Jack’s self-hatred arises in large part from the fact that his own father was abusive and addicted to alcohol. Jack’s mental health further declines when he breaks Danny’s arm and loses his job over the George Hatfield incident. After learning that the Board wanted his resignation, “[t]he wanting, the needing to get drunk had never been so bad. His hands shook. He knocked things over. And he kept wanting to take it out on Wendy and Danny. His temper was like a vicious animal on a frayed leash” (35). His low self-image is exacerbated by Al Shockley’s sobriety, which has resulted in a better life for Shockley. However, Jack’s sobriety makes everything more difficult. He does not have Shockley’s money, he loses a prestigious job even though he stops drinking, and the pressure of his temper only grows with each day of abstinence.

The Overlook understands Jack’s weakness and insecurity. It is not an accident that, as soon as the hotel gains enough power, it presents Jack with Lloyd the bartender and a fully stocked bar in the Colorado Lounge. As soon as Jack begins to drink, he sets events in motion that continue until his death in the explosion.
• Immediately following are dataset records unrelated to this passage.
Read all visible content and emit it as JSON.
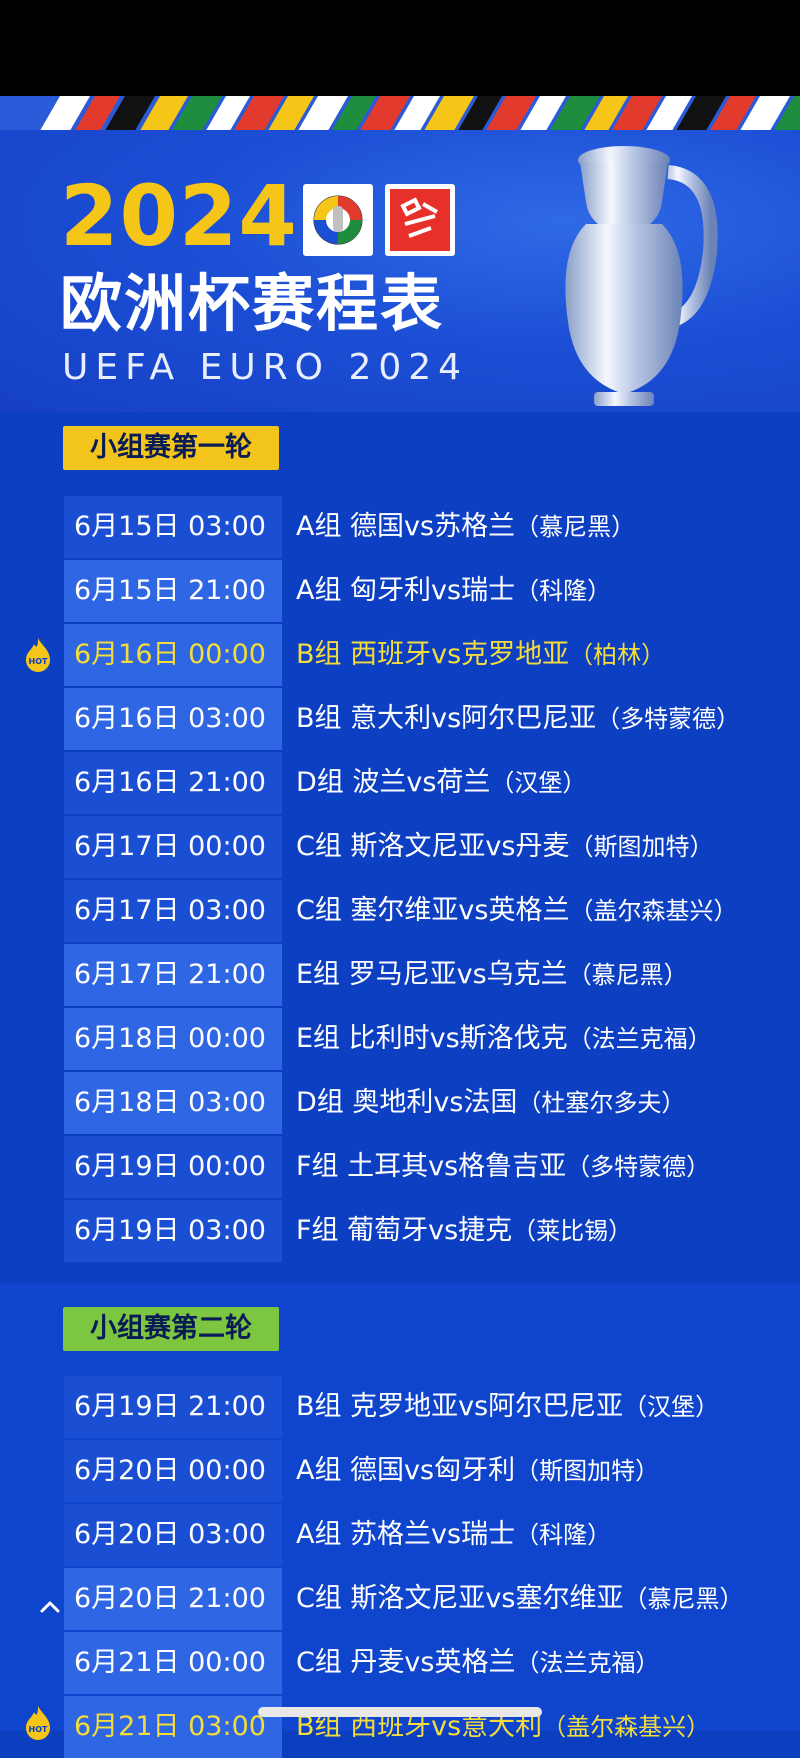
{
  "header": {
    "year": "2024",
    "title_cn": "欧洲杯赛程表",
    "title_en": "UEFA EURO 2024"
  },
  "rounds": [
    {
      "label": "小组赛第一轮",
      "matches": [
        {
          "date": "6月15日 03:00",
          "info": "A组 德国vs苏格兰",
          "venue": "（慕尼黑）"
        },
        {
          "date": "6月15日 21:00",
          "info": "A组 匈牙利vs瑞士",
          "venue": "（科隆）"
        },
        {
          "date": "6月16日 00:00",
          "info": "B组 西班牙vs克罗地亚",
          "venue": "（柏林）"
        },
        {
          "date": "6月16日 03:00",
          "info": "B组 意大利vs阿尔巴尼亚",
          "venue": "（多特蒙德）"
        },
        {
          "date": "6月16日 21:00",
          "info": "D组 波兰vs荷兰",
          "venue": "（汉堡）"
        },
        {
          "date": "6月17日 00:00",
          "info": "C组 斯洛文尼亚vs丹麦",
          "venue": "（斯图加特）"
        },
        {
          "date": "6月17日 03:00",
          "info": "C组 塞尔维亚vs英格兰",
          "venue": "（盖尔森基兴）"
        },
        {
          "date": "6月17日 21:00",
          "info": "E组 罗马尼亚vs乌克兰",
          "venue": "（慕尼黑）"
        },
        {
          "date": "6月18日 00:00",
          "info": "E组 比利时vs斯洛伐克",
          "venue": "（法兰克福）"
        },
        {
          "date": "6月18日 03:00",
          "info": "D组 奥地利vs法国",
          "venue": "（杜塞尔多夫）"
        },
        {
          "date": "6月19日 00:00",
          "info": "F组 土耳其vs格鲁吉亚",
          "venue": "（多特蒙德）"
        },
        {
          "date": "6月19日 03:00",
          "info": "F组 葡萄牙vs捷克",
          "venue": "（莱比锡）"
        }
      ]
    },
    {
      "label": "小组赛第二轮",
      "matches": [
        {
          "date": "6月19日 21:00",
          "info": "B组 克罗地亚vs阿尔巴尼亚",
          "venue": "（汉堡）"
        },
        {
          "date": "6月20日 00:00",
          "info": "A组 德国vs匈牙利",
          "venue": "（斯图加特）"
        },
        {
          "date": "6月20日 03:00",
          "info": "A组 苏格兰vs瑞士",
          "venue": "（科隆）"
        },
        {
          "date": "6月20日 21:00",
          "info": "C组 斯洛文尼亚vs塞尔维亚",
          "venue": "（慕尼黑）"
        },
        {
          "date": "6月21日 00:00",
          "info": "C组 丹麦vs英格兰",
          "venue": "（法兰克福）"
        },
        {
          "date": "6月21日 03:00",
          "info": "B组 西班牙vs意大利",
          "venue": "（盖尔森基兴）"
        }
      ]
    }
  ],
  "hot_label": "HOT",
  "colors": {
    "background": "#0d3fc2",
    "year": "#f5c518",
    "hot_text": "#f3dc3c",
    "round1_badge": "#f3c51c",
    "round2_badge": "#7dc63f"
  }
}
No one is better acquainted with Jack’s addiction than Wendy, which is why she is so concerned about Jack’s pre-drinking tics, such as chewing Excedrin and rubbing his lips. She knows that his need to drink leads to his increased temper, and his temper leads to situations like the George Hatfield incident. However, Jack is not the only character who deals with addictive impulses. Dr. Edmonds compares Danny’s attempts to lessen his contact with Tony to “a junkie kicking the habit” (151). Also, Room 217 exerts a powerful pull on Danny that is a combination of compulsive and addictive behavior. Danny does not want to enter the room any more than Jack wants to reap the consequences of drinking, but he goes to the room anyway, once the mental pressure it exerts becomes too much to resist.